In the first six months of this year, cases of measles almost doubled on the same period in 1993 - from about 4,000 to 8,706 - reversing a trend that had seen the disease fall to a record low. More cases are being reported in older children and teenagers, who tend to suffer more serious forms of the illness than younger children.

Dr Kenneth Calman, chief medical officer, said yesterday that there was strong evidence that unless a mass immunisation campaign is carried out among 5- to 16- year-olds 'we will experience the largest measles epidemic since the early 1980s.'

Although 93 per cent of pre-school children are protected from the disease by the MMR vaccine (measles, mumps and rubella) introduced in 1988, up to 1.2 million (14 per cent) of secondary school children remain at risk. Dr Calman said there was no epidemic at present but data collected by the Communicable Disease Surveillance Centre showed that 'accumulated groups of susceptible individuals are now sufficiently large to sustain a significant measles epidemic.'

Between 100,000 and 200,000 children would be affected, two-thirds of them of secondary school age.

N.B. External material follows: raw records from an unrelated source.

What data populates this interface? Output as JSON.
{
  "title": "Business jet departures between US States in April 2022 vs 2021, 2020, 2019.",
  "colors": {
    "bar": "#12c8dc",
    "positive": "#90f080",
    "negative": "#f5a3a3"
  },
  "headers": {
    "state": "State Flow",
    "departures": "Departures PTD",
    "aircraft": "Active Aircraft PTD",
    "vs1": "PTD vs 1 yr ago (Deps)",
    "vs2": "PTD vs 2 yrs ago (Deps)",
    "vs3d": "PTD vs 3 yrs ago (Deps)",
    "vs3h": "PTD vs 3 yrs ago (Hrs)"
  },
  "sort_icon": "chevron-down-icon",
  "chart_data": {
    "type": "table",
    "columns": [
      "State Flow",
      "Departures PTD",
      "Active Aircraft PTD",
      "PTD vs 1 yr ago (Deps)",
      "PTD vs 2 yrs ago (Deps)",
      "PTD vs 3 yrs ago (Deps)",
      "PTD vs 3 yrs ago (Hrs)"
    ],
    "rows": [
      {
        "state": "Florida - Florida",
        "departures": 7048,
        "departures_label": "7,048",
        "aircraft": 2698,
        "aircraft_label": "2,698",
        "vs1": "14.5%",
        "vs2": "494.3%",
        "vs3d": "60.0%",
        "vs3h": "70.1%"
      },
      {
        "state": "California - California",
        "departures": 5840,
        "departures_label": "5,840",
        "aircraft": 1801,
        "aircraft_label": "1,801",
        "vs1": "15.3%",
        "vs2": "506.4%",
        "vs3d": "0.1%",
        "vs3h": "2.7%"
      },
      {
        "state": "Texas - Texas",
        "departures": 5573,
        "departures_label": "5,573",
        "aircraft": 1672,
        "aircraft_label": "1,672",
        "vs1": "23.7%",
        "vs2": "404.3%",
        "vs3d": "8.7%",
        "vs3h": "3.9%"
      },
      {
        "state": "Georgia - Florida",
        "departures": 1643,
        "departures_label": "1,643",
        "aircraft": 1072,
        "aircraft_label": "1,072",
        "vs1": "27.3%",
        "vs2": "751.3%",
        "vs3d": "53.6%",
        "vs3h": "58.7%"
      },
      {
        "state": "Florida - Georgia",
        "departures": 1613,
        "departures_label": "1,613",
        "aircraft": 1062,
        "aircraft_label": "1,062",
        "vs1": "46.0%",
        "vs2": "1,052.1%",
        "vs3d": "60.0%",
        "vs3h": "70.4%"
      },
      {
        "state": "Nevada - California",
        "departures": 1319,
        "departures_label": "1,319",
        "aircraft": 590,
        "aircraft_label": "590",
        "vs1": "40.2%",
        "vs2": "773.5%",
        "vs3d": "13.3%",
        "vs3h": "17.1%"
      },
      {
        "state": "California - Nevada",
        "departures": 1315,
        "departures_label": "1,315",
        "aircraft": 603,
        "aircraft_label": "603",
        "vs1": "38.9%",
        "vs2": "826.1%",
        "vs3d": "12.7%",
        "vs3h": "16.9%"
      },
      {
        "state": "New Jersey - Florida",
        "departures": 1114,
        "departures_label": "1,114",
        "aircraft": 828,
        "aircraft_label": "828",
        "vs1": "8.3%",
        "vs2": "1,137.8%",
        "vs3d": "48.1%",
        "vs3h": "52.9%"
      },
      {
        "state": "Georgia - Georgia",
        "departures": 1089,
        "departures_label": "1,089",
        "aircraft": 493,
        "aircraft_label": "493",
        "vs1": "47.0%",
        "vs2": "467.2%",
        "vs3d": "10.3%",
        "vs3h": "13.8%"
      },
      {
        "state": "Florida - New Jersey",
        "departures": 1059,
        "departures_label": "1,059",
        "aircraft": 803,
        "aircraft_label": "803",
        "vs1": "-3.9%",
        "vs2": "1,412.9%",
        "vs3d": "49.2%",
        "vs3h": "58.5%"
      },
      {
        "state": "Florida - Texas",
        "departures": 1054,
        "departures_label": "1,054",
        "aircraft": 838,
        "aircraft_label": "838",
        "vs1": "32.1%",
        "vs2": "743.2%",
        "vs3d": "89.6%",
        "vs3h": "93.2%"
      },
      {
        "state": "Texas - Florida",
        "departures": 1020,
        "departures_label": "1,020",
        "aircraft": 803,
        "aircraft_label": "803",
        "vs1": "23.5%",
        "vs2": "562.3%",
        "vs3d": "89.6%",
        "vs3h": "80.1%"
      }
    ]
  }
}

About 50 deaths could be expected with many children at risk of serious side-effects of measles such as pneumonia, blindness, deafness, and brain damage. Last year there were 9,000 cases of measles and there have been no childhood deaths in England and Wales since 1989.

Dr Calman said: 'We are determined to take every necessary step to continue to protect children at risk and to prevent a 1995 measles epidemic with all the suffering it could bring and some deaths.' He advised parents of pre-school children who will not be included in the programme and who have not been vaccinated yet as part of the MMR childhood programme, to see their GP as soon as possible.

The pounds 20m vaccination programme, which is school- based and will begin in November, will also protect children and teenagers from rubella. This infection can cause serious foetal defects if a pregnant woman contracts it, and vaccination of teenage girls at school has reduced susceptibility to between 1 and 2 per cent. However, among young men the susceptibility is 20 per cent and they present a source of infection for young women.

Ten million units of the vaccine are now in production and will be ready in October. It has been widely used for 20 years, and has fewer side effects in older children.

Eligible children who have already had measles or have been immunised will have their immunity boosted.

Measles is an acute infectious viral disease which is rare in children under six months and adults. It is accompanied by a characteristic rash and fever. In 1988, the year that the childhood MMR vaccine was launched, the number of cases stood at 86,001. Before the first vaccine became available in 1968 there were between 160,000 and 800,000 cases a year.